In the Senate, Mitch McConnell (R-Ky.) is attempting to straddle the line between approving of the plan hatched by some of his colleagues to force the defunding of Obamacare with a government shutdown threat, and supporting colleagues who have deemed that plan politically dangerous. And on YouTube, there's Matt Bevin:
Bevin aligning himself with Sens. Ted Cruz (R-Texas), Mike Lee (R-Utah), and Rand Paul (R-Ky.) are the easy points on the board to pick up. There's a little clever fudging, however, over Bevin's demand to "start voting in the U.S. Senate to kill it by defunding it."
How, exactly, would McConnell do that? At the moment, support for Lee's plan to stage a government shutdown over the matter has only waned. McConnell's position on the matter is the more realistic talking point that some of his colleagues have also voiced: “I’m for stopping Obamacare, but shutting down the government will not stop Obamacare.” And the new, new thing in conservative circles isn't "defunding" Obamacare, it's "delaying" Obamacare. It's also essentially a non-starter.

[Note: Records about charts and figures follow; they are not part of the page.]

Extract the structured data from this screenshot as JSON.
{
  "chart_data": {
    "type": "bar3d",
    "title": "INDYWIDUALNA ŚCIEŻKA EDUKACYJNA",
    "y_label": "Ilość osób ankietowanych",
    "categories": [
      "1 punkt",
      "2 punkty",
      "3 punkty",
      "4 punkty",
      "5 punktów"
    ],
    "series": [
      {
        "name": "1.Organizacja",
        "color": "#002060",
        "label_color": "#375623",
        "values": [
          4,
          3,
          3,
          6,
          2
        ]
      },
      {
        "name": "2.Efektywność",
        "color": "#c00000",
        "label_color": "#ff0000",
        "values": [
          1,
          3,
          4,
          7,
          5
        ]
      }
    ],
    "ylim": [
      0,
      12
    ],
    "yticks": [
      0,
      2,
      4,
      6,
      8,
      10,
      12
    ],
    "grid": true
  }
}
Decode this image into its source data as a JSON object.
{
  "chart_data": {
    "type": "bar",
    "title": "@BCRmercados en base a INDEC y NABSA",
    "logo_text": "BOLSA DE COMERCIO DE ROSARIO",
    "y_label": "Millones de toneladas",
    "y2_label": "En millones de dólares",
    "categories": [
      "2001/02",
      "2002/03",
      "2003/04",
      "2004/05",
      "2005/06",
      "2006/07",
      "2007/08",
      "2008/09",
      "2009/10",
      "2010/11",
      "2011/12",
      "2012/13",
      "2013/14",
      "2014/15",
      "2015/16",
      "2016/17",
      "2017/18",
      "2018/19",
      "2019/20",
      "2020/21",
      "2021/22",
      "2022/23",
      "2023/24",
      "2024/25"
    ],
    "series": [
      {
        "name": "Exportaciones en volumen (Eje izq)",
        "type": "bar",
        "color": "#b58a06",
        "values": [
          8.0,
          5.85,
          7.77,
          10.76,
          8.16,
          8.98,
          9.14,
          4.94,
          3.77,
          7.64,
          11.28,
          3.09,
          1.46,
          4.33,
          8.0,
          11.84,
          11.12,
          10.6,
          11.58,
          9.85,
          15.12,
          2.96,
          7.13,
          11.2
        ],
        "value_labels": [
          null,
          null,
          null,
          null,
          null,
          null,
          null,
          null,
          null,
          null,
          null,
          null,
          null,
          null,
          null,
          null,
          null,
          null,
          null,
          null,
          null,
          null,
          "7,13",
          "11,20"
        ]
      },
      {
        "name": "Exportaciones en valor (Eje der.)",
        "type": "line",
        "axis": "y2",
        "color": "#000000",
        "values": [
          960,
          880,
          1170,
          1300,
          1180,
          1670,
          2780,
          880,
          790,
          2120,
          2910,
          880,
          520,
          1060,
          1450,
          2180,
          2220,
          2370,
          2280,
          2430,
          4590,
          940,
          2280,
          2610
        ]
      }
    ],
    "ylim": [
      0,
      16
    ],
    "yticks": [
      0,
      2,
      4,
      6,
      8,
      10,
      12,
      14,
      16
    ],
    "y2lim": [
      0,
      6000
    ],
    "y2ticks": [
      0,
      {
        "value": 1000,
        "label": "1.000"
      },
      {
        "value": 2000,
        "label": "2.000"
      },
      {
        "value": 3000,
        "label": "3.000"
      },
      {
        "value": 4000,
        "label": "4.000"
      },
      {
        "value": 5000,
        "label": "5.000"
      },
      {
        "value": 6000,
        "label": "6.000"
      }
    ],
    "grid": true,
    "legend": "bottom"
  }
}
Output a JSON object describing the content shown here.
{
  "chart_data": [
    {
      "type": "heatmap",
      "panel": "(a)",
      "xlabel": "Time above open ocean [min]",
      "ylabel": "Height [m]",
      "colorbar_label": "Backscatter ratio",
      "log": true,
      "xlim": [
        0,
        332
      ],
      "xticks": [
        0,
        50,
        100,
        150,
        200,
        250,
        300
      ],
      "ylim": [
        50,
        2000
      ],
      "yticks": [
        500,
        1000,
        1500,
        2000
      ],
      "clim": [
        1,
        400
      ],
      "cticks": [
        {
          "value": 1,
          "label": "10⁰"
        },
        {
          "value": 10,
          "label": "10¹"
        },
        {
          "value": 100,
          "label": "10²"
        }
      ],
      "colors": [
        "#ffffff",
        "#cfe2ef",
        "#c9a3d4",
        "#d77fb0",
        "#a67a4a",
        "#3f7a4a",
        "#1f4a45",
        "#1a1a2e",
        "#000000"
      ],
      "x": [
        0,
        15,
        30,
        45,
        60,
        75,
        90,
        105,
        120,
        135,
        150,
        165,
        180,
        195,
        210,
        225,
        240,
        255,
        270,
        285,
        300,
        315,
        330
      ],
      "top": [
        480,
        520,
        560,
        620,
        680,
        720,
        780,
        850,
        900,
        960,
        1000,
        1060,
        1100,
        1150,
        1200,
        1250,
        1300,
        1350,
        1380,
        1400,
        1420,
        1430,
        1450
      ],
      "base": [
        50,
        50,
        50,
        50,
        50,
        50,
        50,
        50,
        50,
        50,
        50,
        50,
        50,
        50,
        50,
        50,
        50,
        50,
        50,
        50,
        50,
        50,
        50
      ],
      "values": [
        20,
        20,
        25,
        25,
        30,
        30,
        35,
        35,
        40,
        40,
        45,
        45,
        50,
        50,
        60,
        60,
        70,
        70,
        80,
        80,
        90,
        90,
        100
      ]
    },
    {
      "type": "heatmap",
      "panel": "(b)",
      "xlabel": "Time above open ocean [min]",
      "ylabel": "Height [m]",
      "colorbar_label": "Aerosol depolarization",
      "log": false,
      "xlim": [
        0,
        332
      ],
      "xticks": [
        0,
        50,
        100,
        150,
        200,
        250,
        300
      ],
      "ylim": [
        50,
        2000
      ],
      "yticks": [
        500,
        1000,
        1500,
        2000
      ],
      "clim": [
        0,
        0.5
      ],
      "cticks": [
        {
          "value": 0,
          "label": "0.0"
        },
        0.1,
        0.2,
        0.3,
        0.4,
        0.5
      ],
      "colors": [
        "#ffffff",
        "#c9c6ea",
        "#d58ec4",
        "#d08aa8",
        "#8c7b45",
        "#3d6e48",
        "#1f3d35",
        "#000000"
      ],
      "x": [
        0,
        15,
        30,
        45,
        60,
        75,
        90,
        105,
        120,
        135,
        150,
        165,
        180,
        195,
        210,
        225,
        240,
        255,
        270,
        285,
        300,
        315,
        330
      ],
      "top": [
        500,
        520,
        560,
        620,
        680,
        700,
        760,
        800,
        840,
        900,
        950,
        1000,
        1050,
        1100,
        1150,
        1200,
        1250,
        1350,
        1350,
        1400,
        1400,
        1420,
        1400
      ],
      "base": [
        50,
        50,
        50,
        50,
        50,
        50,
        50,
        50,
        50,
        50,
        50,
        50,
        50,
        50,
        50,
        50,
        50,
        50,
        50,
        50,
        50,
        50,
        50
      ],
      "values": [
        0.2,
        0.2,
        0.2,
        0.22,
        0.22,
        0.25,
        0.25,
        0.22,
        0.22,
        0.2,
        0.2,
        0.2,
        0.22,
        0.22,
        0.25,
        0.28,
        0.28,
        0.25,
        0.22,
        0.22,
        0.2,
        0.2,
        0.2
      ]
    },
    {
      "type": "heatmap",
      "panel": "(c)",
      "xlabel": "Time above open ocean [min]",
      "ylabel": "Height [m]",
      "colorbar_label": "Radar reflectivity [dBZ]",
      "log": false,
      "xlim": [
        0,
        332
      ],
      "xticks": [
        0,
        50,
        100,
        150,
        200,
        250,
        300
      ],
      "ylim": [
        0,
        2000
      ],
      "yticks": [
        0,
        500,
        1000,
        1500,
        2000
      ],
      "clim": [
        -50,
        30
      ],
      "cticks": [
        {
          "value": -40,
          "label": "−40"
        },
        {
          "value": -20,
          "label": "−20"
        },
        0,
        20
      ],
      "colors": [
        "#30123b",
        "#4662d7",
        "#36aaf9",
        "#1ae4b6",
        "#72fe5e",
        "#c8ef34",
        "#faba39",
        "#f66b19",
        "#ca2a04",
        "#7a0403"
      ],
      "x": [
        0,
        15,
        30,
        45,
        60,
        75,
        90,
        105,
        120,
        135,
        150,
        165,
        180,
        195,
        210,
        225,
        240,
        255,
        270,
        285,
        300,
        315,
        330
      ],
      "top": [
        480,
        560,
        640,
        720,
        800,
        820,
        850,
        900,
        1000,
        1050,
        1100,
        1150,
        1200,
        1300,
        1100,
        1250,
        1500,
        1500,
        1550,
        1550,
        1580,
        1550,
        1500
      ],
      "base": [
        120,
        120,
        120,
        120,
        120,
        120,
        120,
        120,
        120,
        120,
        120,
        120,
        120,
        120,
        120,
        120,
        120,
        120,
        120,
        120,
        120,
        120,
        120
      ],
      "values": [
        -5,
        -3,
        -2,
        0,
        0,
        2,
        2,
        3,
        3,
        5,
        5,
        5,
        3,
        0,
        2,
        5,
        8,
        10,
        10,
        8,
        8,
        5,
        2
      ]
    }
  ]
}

Now, could McConnell stand on his head or wave his arms around or cloak himself in fire and yawp about how much he hates Obamacare? Sure. But practically speaking, if you swapped in Bevin for McConnell right now, he'd be one more potential joiner in an effort to stage a government shutdown that doesn't have a lot of support and won't accomplish much.
But let's face it, this isn't about practicality, this is about flexing partisan muscles. Bevin is free to do so and McConnell is stuck, at least for now. As Greg Sargent notes:
At some point, McConnell will probably have to take a position on this dispute. Presumably, McConnell knows the idea is dangerous and insane, as GOP leaders seem to have concluded on the House side (which is why they are furiously sending out signals that the idea is a nonstarter, while mostly refraining from saying so on the record). McConnell is facing a primary challenge, and conservative groups are standing by without taking sides, tacitly threatening to back McConnell’s challenger if he proves himself to be weak-kneed in the coming confrontations this fall. So McConnell will probably try to refrain from taking a stand in the argument until he absolutely has to.
Of course, the real madness comes later, when Obamacare gets knit up in the next round of Debt Ceiling Apocalypto, which Jonathan Chait has detailed. By the way, as Katrina Trinko reported, Bevin plans to attack McConnell by pointing out "how, over the past 13 years, he has nine times voted to hike the debt ceiling." That's dating back to the period when the debt ceiling was raised because everyone recognized it as the responsible thing to do. Bevin is the type who flat out doesn't believe that courting -- or even causing -- a default is a bad thing. He, unlike McConnell, has that luxury.